Handysoftware

BlackBerry: Fake-Messenger begeistert Android-Nutzer

Eine dreiste Fälschung des noch nicht erhältlichen BlackBerry Messenger für Android in Googles Play Store hat zehntausende Nutzer zu einem Download verleitet. Eine Mehrheit zeigte sich begeistert von der Fake-App und bewertete diese mit der Höchstpunktzahl.

25.06.2013, 12:01 Uhr
Smartphone© goodluz / Fotolia.com

Seit seiner schier explosionsartigen Verbreitung ist Android immer stärker in den Fokus von Malware-Entwicklern gerückt. Galt in der klassischen PC-Ära noch Microsofts Windows-Plattform als Hauptziel krimineller Umtriebe, hat das Google-System dank eines Marktanteils von mehr als 70 Prozent bei Smartphones und Tablets immens an Attraktivität gewonnen. Längst hat der Internetkonzern die Gefahr erkannt und versucht mit verschiedenen Gegenmaßnahmen Schadsoftware aus dem offiziellen App Store zu verbannen.
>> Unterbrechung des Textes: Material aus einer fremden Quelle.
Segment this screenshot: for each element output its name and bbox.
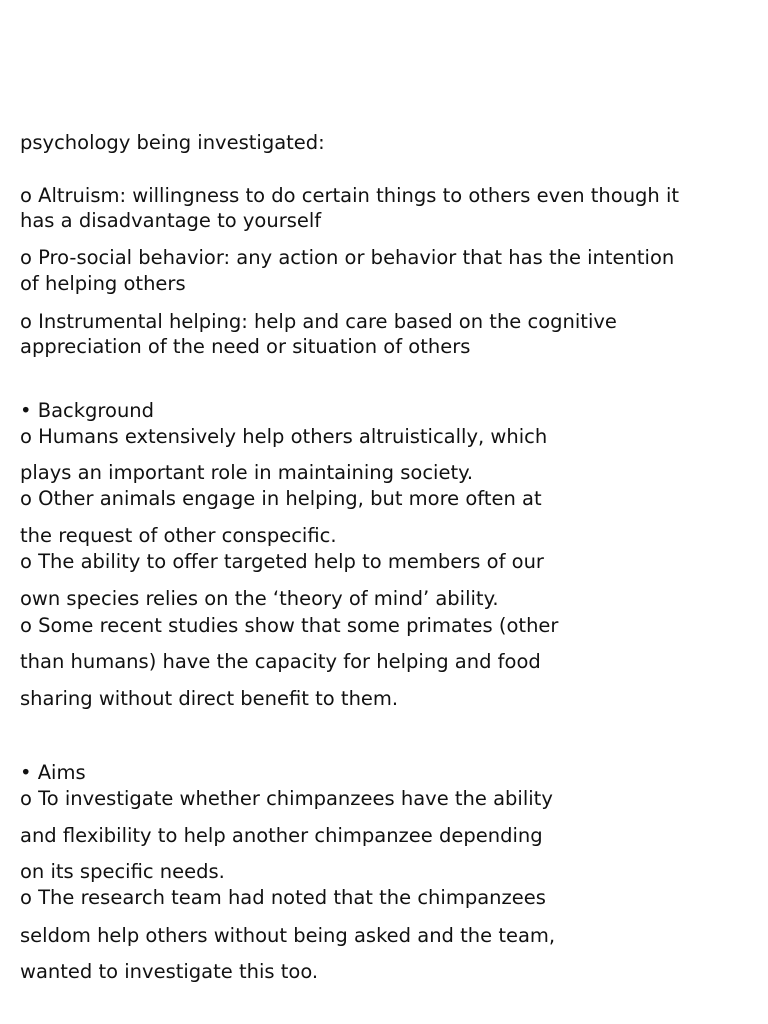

Zwar gelingt das nicht immer, selten hat ein Fake-Programm jedoch so viele Nutzer erreicht, wie ein Klon der (noch nicht erhältlichen) Chat-App BlackBerry Messenger für Android.

Fake-App mit guter Bewertung

Laut einem Bericht des US-Magazins "CNet" wurde das gefälschte Tool zehntausendfach heruntergeladen, bevor Google es schließlich aus dem Play-Store entfernte sowie den Entwickler-Account sperrte. Die App selbst zeigte zwar keinerlei Funktion, versprach aber, dass der Kommunikationsdienst ab dem 27. Juni genutzt werden könne. Da BlackBerry die Veröffentlichung des Messengers für Android und iOS für den Sommer angekündigt hatte, erschien dies zumindest über 1.000 begeisterten Nutzern offenbar völlig plausibel – obwohl die Anwendung ebenfalls dazu aufforderte, der Installation von Verknüpfungen und Icons eines Werbenetzwerks zuzustimmen.

Auch die seit der Umbenennung des Unternehmens in "BlackBerry" falsche Hersteller-Angabe "RIM" wurde als eindeutiges Warnsignal großflächig ignoriert. Im Ergebnis ergatterte die App überwiegend Bewertungen mit der Höchstzahl von fünf Sternen – und verleitete so weitere Nutzer zu unbedachten Downloads. Lediglich eine Minderheit warnte in Kommentaren vor der Installation. Der Rest hatte aber wohl Glück im Unglück: Schadsoftware war offenbar nicht mit an Bord.

Der Vorfall wirft allerdings erneut grundsätzliche Fragen zur Sicherheit des Android-Stores auf. Während Apple oder Microsoft in ihren App-Läden ausschließlich geprüfte Anwendungen zulassen, verzichtet Google bislang auf eine Vorabkontrolle und versucht Betrügern unter anderem durch regelmäßige Malware-Scans auf die Schliche zu kommen.